Originally Posted By: Johnny2Bad
Originally Posted By: Ducked
You might try running some fuel gas (I MEAN actual gas, as in butane or propane, not petrol) into the air intake. That's what I do after a long stand and it seems to work. Same effect as starter fluid but no adverse effects on lubrication (plus I don't have any starter fluid).
You can get the butane from WD40 or similar which will also give you some initial cylinder lubrication, though I don't usually bother with that.
After a year I'd take the plugs out and turn it over a bit first, but the plugs are easy to get to on my car, and it probably isn't really necessary.
At the Big 3 factories, engines used to be started and run-in on oxy-acetylene gas, not gasoline, for first run before installation in the vehicle. Maybe still do, wouldn't take anything more than a "special" ECU tune at the assembly station. Clean, much safer, appropriate cylinder pressure load, etc.
Say WHAT? Why on earth would they do that?
It be very susceptible to flashing back, since the whole charge is ignitable. Bit like trying to run on oxy-hydrogen.
It'd accordingly be quite dangerous, and fairly expensive.
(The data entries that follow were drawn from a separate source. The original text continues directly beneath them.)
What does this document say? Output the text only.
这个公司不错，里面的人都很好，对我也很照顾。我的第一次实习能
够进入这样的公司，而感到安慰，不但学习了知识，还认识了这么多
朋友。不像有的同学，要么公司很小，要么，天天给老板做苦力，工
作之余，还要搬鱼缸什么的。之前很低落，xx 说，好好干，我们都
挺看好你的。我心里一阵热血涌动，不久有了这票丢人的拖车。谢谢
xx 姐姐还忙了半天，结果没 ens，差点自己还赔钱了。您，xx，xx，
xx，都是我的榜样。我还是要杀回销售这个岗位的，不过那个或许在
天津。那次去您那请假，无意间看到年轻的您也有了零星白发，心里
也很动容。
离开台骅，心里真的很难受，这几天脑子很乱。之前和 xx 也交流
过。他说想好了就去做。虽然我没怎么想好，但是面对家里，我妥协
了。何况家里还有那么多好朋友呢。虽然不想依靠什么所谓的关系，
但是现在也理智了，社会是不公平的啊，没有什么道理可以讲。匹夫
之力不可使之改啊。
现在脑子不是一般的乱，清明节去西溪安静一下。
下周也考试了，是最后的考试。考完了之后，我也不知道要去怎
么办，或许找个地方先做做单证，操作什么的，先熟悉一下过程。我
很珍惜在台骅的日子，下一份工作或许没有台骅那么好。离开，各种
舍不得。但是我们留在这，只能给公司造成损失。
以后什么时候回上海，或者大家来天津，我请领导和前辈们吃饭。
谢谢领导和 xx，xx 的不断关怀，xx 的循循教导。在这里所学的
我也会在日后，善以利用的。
Miss-adjusted welding torches smoke a lot, so it wouldn't necessarily be all that clean.
Since oxy-acetylene flames can weld steel, get it wrong and your aluminium bits would be puddles.
And it would tell you very little about how its going to run as an air-fuel engine for the rest of its life.
Sorry, I'm not getting it.
Running-in on methane/ethane/propane or butane, with air, does have some or all of the advantages you mention, thouugh.